The relationship among the state, market, and civil society is a fundamental aspect of the organization and functioning of societies. These three entities interact and influence each other in various ways, shaping the dynamics of governance, the economy, and civil life. Here is an overview of their relationships:
State and Market:
- Regulation and Governance: The state, through its legal and regulatory framework, plays a critical role in shaping and controlling the market. It enforces rules, standards, and regulations that govern business practices, trade, and consumer protection. Government agencies and bodies oversee markets to ensure fair competition and prevent monopolistic or exploitative practices.
- Public Services: The state provides essential public services, such as education, healthcare, transportation, and infrastructure, which may complement or compete with private sector services. The state can also intervene in markets to correct market failures or address public goods and externalities.
- Fiscal and Monetary Policy: Governments use fiscal and monetary policy to manage economic stability and growth. These policies can impact market conditions, including interest rates, inflation, and taxation.

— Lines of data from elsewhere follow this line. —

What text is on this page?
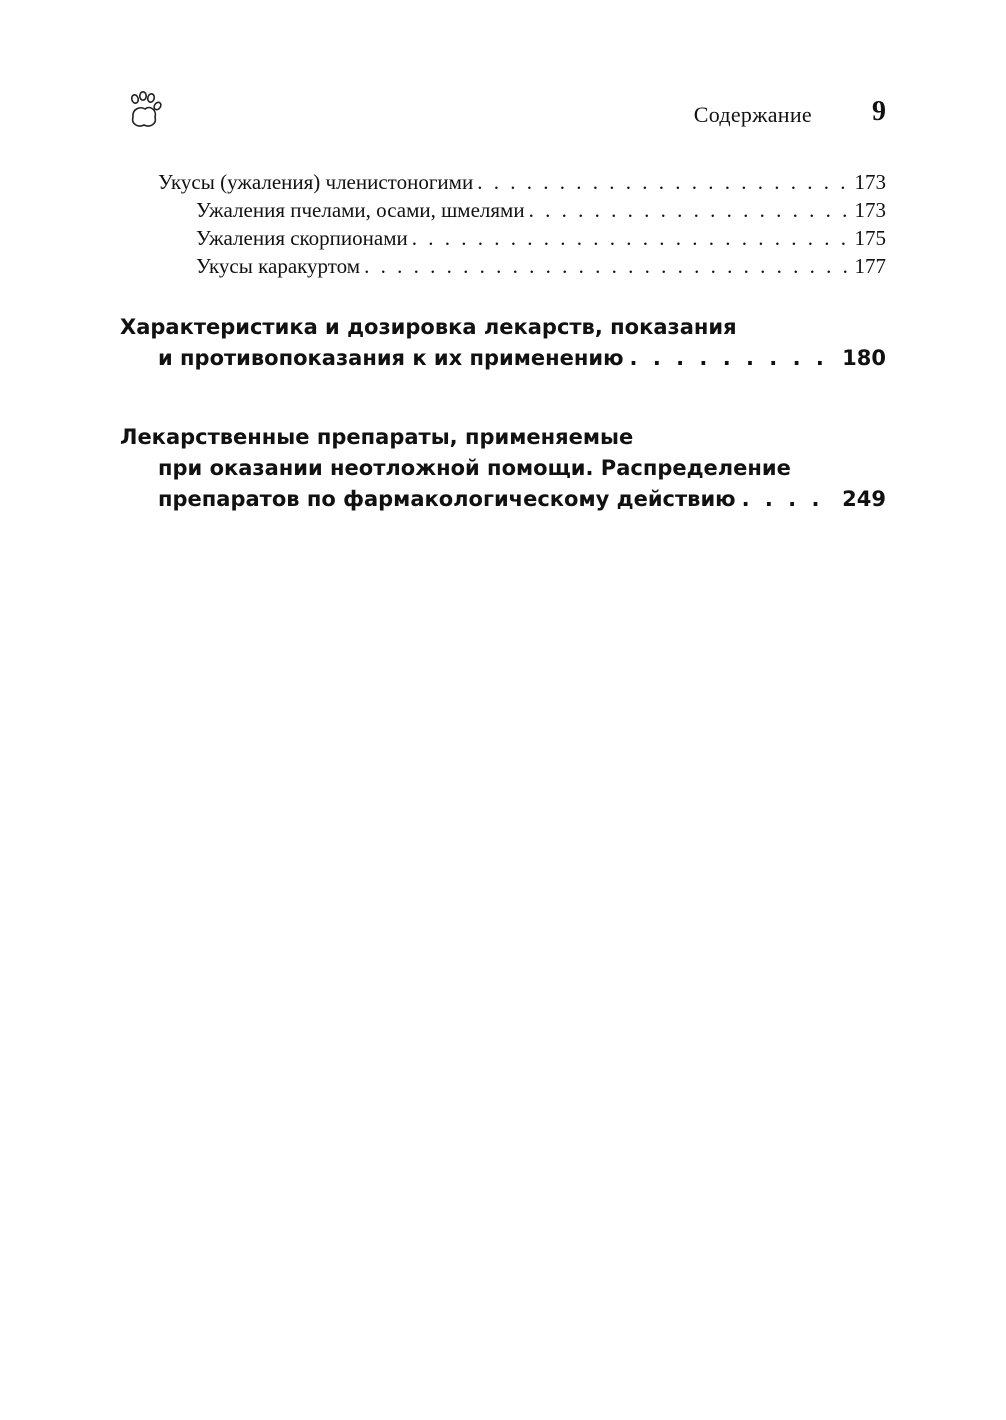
Содержание 9
Укусы (ужаления) членистоногими . . .	173
Ужаления пчелами, осами, шмелями . . .	173
Ужаления скорпионами . . .	175
Укусы каракуртом . . .	177
Характеристика и дозировка лекарств, показания
и противопоказания к их применению . . .	180
Лекарственные препараты, применяемые
при оказании неотложной помощи. Распределение
препаратов по фармакологическому действию . . .	249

- Economic Planning: In some systems, the state may have a more active role in economic planning, directing investments, and influencing industrial policy. This is more common in mixed economies and less so in purely market-driven or planned economies.
State and Civil Society:
- Policy Advocacy and Influence: Civil society organizations (CSOs), such as advocacy groups, NGOs, and grassroots organizations, play a crucial role in influencing government policies and decisions. They act as a bridge between citizens and the state, advocating for various social, political, and environmental causes.
- Watchdog and Accountability: Civil society acts as a check on the power of the state, holding it accountable for its actions and policies. CSOs can monitor government activities, expose corruption, and push for transparency and good governance.
- Service Delivery: Civil society organizations may also provide services that complement or substitute for state-provided services, especially in areas where the government’s reach is limited.
Market and Civil Society:
- Philanthropy and Social Responsibility: Some businesses and individuals in the market engage in philanthropic activities or corporate social responsibility initiatives, supporting civil society organizations and social causes. This can enhance the well-being of communities and address social issues.
- Advocacy and Activism: Civil society often engages in activism and advocacy to influence market behavior. For example, consumer movements may pressure companies to adopt ethical practices, and environmental groups may campaign for sustainable business practices.
- Social Entrepreneurship: Some organizations operate at the intersection of civil society and the market. Social enterprises combine market-oriented approaches with a focus on social or environmental impact, addressing social issues while sustaining themselves financially.
The relationships among the state, market, and civil society are dynamic and can vary significantly based on the political and economic system of a particular country or region. Different approaches to these relationships can be seen in market-driven capitalist economies, social democracies, command economies, and various hybrid models. Balancing the interests and interactions among these three sectors is a key challenge in governance and societal development.